Flint's Off on One

Our school changing rooms were reasonably large, and we’d sometimes kick about a bit inside before going out. Keepie up challenges, try out a trick or two, that sort of thing. One time, this rat-faced little tosser kicked a ball in my face, so I asked him not to. His level of intellect running through the snobbish vacuum where a brain should have been was not high. Nor were his manners, it seemed; he walked up to me and hocked a mouthful of phlegm in my face.

I think at this point you can probably already guess where this is probably going, but you may not agree. Having germ-ridden mucus delightfully sprayed all over you is about the most insulting and base level of interaction imaginable, and almost two decades later I still remember my immediate reaction; not anger, but shock that such a disgusting response to a fairly reasonable request was even contemplated, yet alone enacted.

Forget all the preamble and context – what Jamie Carragher did was wrong. There won’t be many who will disagree with that, this columnist included. What’s this? A rich, successful ex-footballer showing no respect or manners? Headline writers at the red-tops must have rubbed their hands in glee at the ease of their job when the incriminating video was released.
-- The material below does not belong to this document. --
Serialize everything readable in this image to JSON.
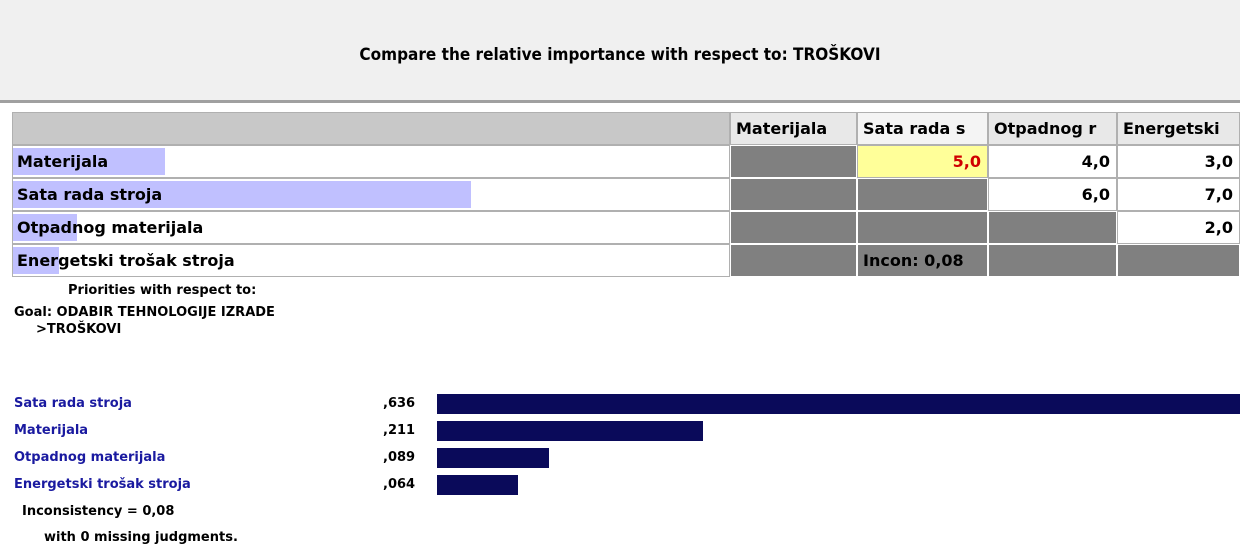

This is the point where I get angry. Without rehashing the entire episode which you have already absorbed countless times this week, the reaction of the indignant uber-moralising critics of Carragher would be hilarious if there weren’t far deeper-reaching consequences of the whole Motorway Spitgate affair. The very same morons who probably chanted “We all dream of a team of Carraghers” and lap up the tat shoved down their throat by the Premier League brand then slaughter the figures they have placed on a pedestal in the first place.

OK, so I am generalising here; let’s get more specific. It might not be the precise same fans who chanted his name, but it is symptomatic of a society that builds figures up to knock them down at every opportunity. Brands drop highly paid stars whose names are being dragged through the mud in a flash, regardless of guilt. More often than not the companies are justified in doing so, granted. The instant and decisive nature of these judgements gives far too much moral snobbery a soapbox.

If we are going to crucify the guy for doing something undoubtedly disgusting, what about crucifying the prick who filmed the whole thing and provoked the response in the first place? So he’s going on a driver improvement course; big deal. It all smells a bit like ‘Hans Brix’ writing a strongly worded letter to Kim-Jong Il telling him how unhappy he is.

A common thread of argument appears to be that Carragher should suck up the abuse because of his elevated status. Bollocks. When you’re in the arena of sport, fine, because it is within context. While driving down a motorway on your way home with a camera and extended provocation, I don’t buy it. Don’t get me wrong, I have hurled abuse from the stands in my time. Sitting in front of the TV I will rarely hold back.

Maybe I’m too much of a coward to say such things directly to the face of a footballer. The father clearly enjoyed the opportunity to rile Carragher for the sake of it though. Filming it, even apparently chuckling when the incident itself occurred, waives all rights anyone has to complain in my view.

There’s so much disagreeable shite in all this, but the worst was the headline spewed forth by the Mirror on Wednesday. “Dad who filmed Jamie Carragher spitting at car with teen daughter inside reveals ‘death threats’ have left him ‘under siege’”. THE MAN SOLD HIS VIDEO AND “STORY”! And now he wants to claim he is under attack?? Fuck off. “I don’t want him to lose his job,” he cried, as if he expected a single person to believe him.

The fall out is that Carragher has been suspended from his Sky Sports job, a attention-grabbing twat is a few bob richer, and the court of public opinion has been boosted to new obscene heights of misplaced arrogance. Worst of all, I am denied the chance to slate a Scouser by my inner moral compass.